Pracownicy szpitala nie czują się winni
Koleżanka z pracy Ubah Jamy poinformowała, że to ona wymyśliła Somalijce taki pseudonim, ale też dodała na swoją obronę, że tag został automatycznie przeniesiony do dokumentu z jej domowego komputera. Kobieta przyznała, że taki żart był nieprofesjonalny, ale zaznaczyła, że usunęła ten obraźliwy wpis ze swojego komputera, czego nie była w stanie zrobić w przypadku komputera Jamy.
Niestety, z uwagi na to, że pseudonim dla Jamy został upubliczniony, przekroczona została granica, która może być uznana za „nękanie”. „To doprowadziło do powstania obraźliwego, a nawet upokarzającego środowiska, [w jakim przyszło pracować Jamie]” – zaznaczył sędzia trybunału David Massarella.
Sąd uznał, że Ubah Jama była „marginalizowana i wykluczana z powodu swojej rasy”. Kwota odszkodowania, jakie otrzyma kobieta, zostanie ustalona podczas następnej rozprawy.
Dyskryminacja w pracy w Anglii — czym jest i jak się przed nią bronić?
Każdy, kto ma wrażenie, że jest w pracy traktowany niesprawiedliwie – inaczej niż pozostali pracownicy – może być ofiarą niezgodnej z prawem dyskryminacji.
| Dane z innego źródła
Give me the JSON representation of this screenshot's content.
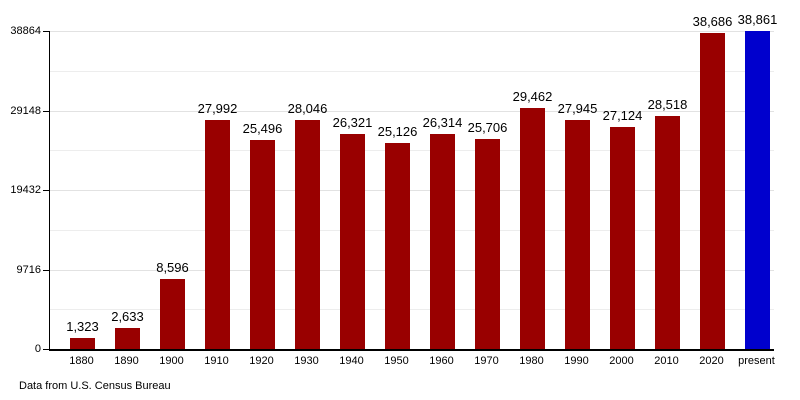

Aby stwierdzić, czy pracodawca dopuszcza się dyskryminacyjnych praktyk, należy uważnie prześledzić i poddać analizie kilka aspektów dotyczących swojej pracy.
Ustawa Equality Act 2010 mówi wyraźnie, że nikt nie może być traktowany niesprawiedliwie ze względu na to, kim jest. Ochronie podlegają takie aspekty jak wiek, niepełnosprawność, zmiana płci, małżeństwo/związek partnerski, ciąża/macierzyństwo, rasa, religia/wierzenia, płeć, orientacja seksualna. Jeśli chodzi o wiek, to sprawa jest prosta — prawo nie zezwala na dyskryminację z powodu posiadanego wieku (młody/stary, określona grupa wiekowa). Niepełnosprawność dotyczy z kolei zarówno niepełnosprawności fizycznej, jak i psychicznej, a także zarówno niepełnosprawności trwałej, jak i takiej, którą udało się pracownikowi pokonać. Co się tyczy zmiany płci, to prawo chroni zarówno osoby, które planują się jej poddać, jak i te, które są już w jej trakcie albo te, które już z sukcesem ją ukończyły. Prawo w sposób szczególny chroni także kobiety w ciąży i kobiety pozostające na urlopie macierzyńskim, których nie można zwolnić. Jeśli chodzi o „rasę”, to tu ochrona jest bardzo szeroka i nie dotyczy jedynie posiadanego koloru skóry, ale też narodowości i pochodzenia etnicznego. Zdecydowanie chroniona w prawie brytyjskim jest też przynależność religijna – tutaj ochronie podlega zarówno sama wiara i przynależność do konkretnej wspólnoty religijnej (albo brak wiary i brak takiej przynależności), oraz wykonywanie pewnych czynności z tym związanych (np. modlitwa). Equality Act 2010 chroni też wreszcie przed dyskryminacją ze względu na płeć i orientację seksualną.